Since then, the city allowed licensed owners to take handguns to other locations, including second homes or shooting ranges outside city limits. In addition, the State of New York amended its handgun licensing statute to require localities to allow licensed gun owners to engage in such transport.
As a result, New York argues justices should dismiss the case.
Biggest case in a decade
In 2008, the late Justice Antonin Scalia’s wrote a landmark opinion in DC v. Heller holding for the first time that an individual has a right to keep a handgun at home for self-protection. Two years later, the court issued a follow up opinion.
Since then, the court has largely avoided taking up a follow on case. Supporters of gun rights believe lower courts have been thumbing their noses at Heller and are eager for a newly solidified 5-4 conservative majority to take up the issue again.
Indeed, Justice Clarence Thomas has been the most vocal member of the court urging his colleagues to step in. In a 2018 dissent joined by Justice Neil Gorsuch, Thomas said lower courts were treating the Second Amendment as a “disfavored right.”
Some court watchers believe that the court stayed away from the issue because Justice Anthony Kennedy was not eager to take up a new case, instead preferring to let the issue percolate in the lower courts.

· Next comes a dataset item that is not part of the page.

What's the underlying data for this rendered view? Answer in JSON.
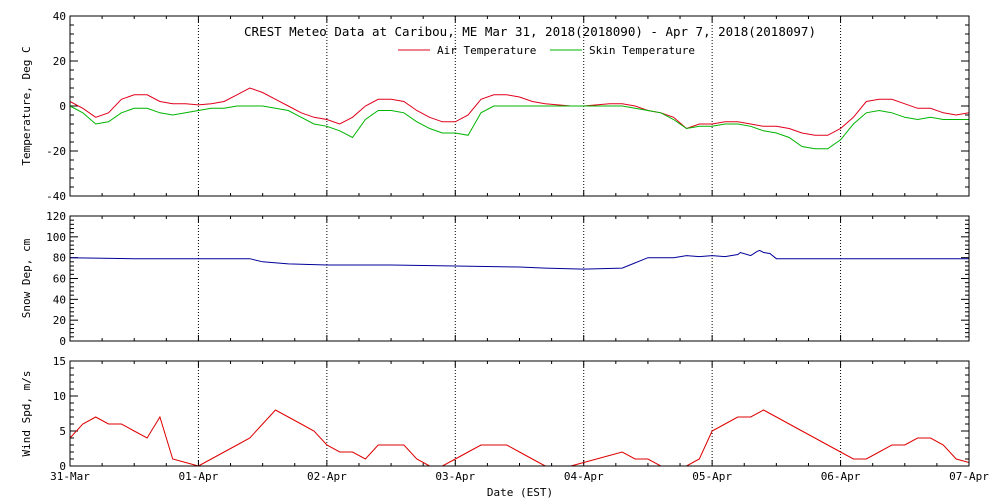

They believe that his replacement, Justice Brett Kavanaugh, may be further to the right on the issue.
Changing the law
Critics of the law say that the only reason New York amended the law was because supporters of gun regulations feared that the Supreme Court’s new conservative majority might use the idiosyncratic law to render a broad decision cutting back on gun restrictions.
The New York State Rifle & Pistol Association and individual plaintiffs challenged the law arguing that it was too restrictive and that a New Yorker could not transport his handgun to his “second home for the core constitutional purpose of self-defense or to an upstate county to participate in a shooting competition, or even across the bridge to a neighboring city for target practice.”
Paul Clement, representing the New York State Rifle & Pistol Association and other petitioners, called the attempts to change the law “the product of an acknowledged City-orchestrated effort to frustrate this Court’s review.”
He said that the city’s actions don’t fix problems with the law.
“The revised regulations,” Clement argued, “demand continuous and uninterrupted transport (forbidding a stop at a gas station or a coffee shop en route), require written permission before a handgun can be taken to a gunsmith, and preclude transport to a summer rental house.”
Clement said there was nothing to stop the city, or another jurisdiction, from implementing a similar law.
“The City’s begrudging revisions to its restrictive transport ban reflect the City’s unwavering view that the ability to transport a licensed handgun is a matter of government-conferred privilege, rather than a constitutional right,” he wrote.